How else do you account
for his speech lauding
the benefits of global warming,
when his own constituency
could be covered in coral reefs?

And all those late or missing appointments
with Lizzy Windsor or to commemorate
the veterans : he was far away
in another galaxy trying to learn the words
of the Vulcan national anthem
(it's not the first time we've been run by an alien).  

     
 
 
   Now that First Minister Rhodri Morgan is leaving (what a surprise!), it's time to look back on my career as a failed politician.

   I stood in the first election for the Senedd in May 1999, as candidate for the United Socialists in Merthyr and Rhymney. There was one major problem : we didn't actually exist!

   The group I was a member of were the Welsh Socialist Alliance, destined, of course , to become a major political force till it was hi-jacked by the SWP. We couldn't register under that name, so had to invent one. I stood for a fictional party : fitting for a story-writer.

   I stood against Alun Cox of Plaid Cymru, who even called himself a 'Welsh Socialist' in one official election poster and Labour's Huw Lewis, who has since been something of an absentee landlord (living in Penarth most of the time and sending his children to school there).

   Lewis was a rabid Blairite then, so the recent support of so-called leftie Jon Cruddas seems amazing. At one meeting, he accused me of 'living in cloud-cuckooland', but maybe that's closer to Merthyr than his residence. What has happened since - with Blair and Brown backing big business and the City and exacerbating the recession - makes my cuckooland a severe dose of reality to Lewis's monetarist advocacies.

   Looking back, I hardly campaigned from street to street and took little time off work. Retrospectively, I should have put much more into it.  Of my 580 votes, I often wonder how many mistook me for my namesake (who also lives in Heolgerrig), a former Labour activist.

   At the count, I delivered a brief speech calling for a Welsh Socialist Republic and was clapped by Plaid Cymru supporters. I wouldn't shake Lewis's hand afterwards. He has done so little for Merthyr. He has failed to campaign for an arts centre, preferring to call for a single theatre ( which never materialized). He has failed to fight against the scourge of opencast mining.
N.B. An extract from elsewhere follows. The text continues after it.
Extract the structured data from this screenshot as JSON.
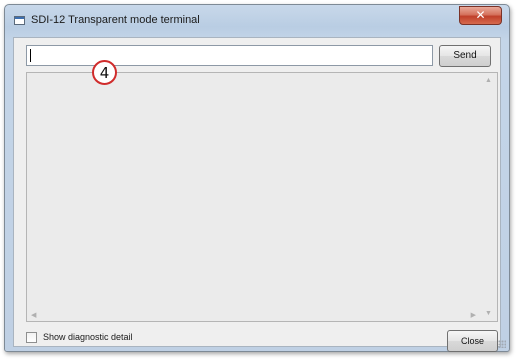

   Ludicrously, now he's joined the race for First Minister, the media suggest he is leftwing. His complete failure to oppose the wars in both Iraq and Afghanistan (in fact, an apologist for the first one) was inexcusable. He has never advocated any genuine socialist solutions such as a nationalised Welsh railway network or been prominent in opposition to the selling off of social housing. In short, his left-of-centre posturing is sheer spin, like Alan Johnson at the Labour Conference evoking the ideas of Nye Bevan.

   Under Rhodri Morgan, there's no doubt the Senedd has enacted policies superior to those in England : on free prescriptions, student fees, abolition of SAT's and school league tables to name some.  However, we have not moved nearer a parliament with greater powers and there hasn't been a leftwing thrust based on ideals : where is the drive towards co-operatives, to get rid of fee-paying schools, to give Welsh equal status in all sectors, or to ensure the NHS serves everyone equally and cannot be by-passed by those who can pay?

   This is a poem I wrote a couple of years ago when Rhodri was at the height of his bungliness; two years back, for instance, he suggested that global warming might not be such a bad thing and when asked about Iraq on Question Time, he refused to give a view saying he had 'not looked at the issues'.

                            RHODRI IS A TREE-ALIEN

Rhodri Morgan really is
a Doctor Who tree-alien!
It's no accident
he was mistaken for one
when trying to enter the BBC.

How else do you account
for his mysterious absence
when war was declared on Iraq -
'I wasn't there!' he whined.
Well, now I can disclose
he was on his own planet
in immortal combat with a Time-Lord.

How else do you account
for his speech lauding
the benefits of global warming,
when his own constituency
could be covered in coral reefs?

And all those late or missing appointments
with Lizzy Windsor or to commemorate
the veterans : he was far away
in another galaxy trying to learn the words
of the Vulcan national anthem
(it's not the first time we've been run by an alien).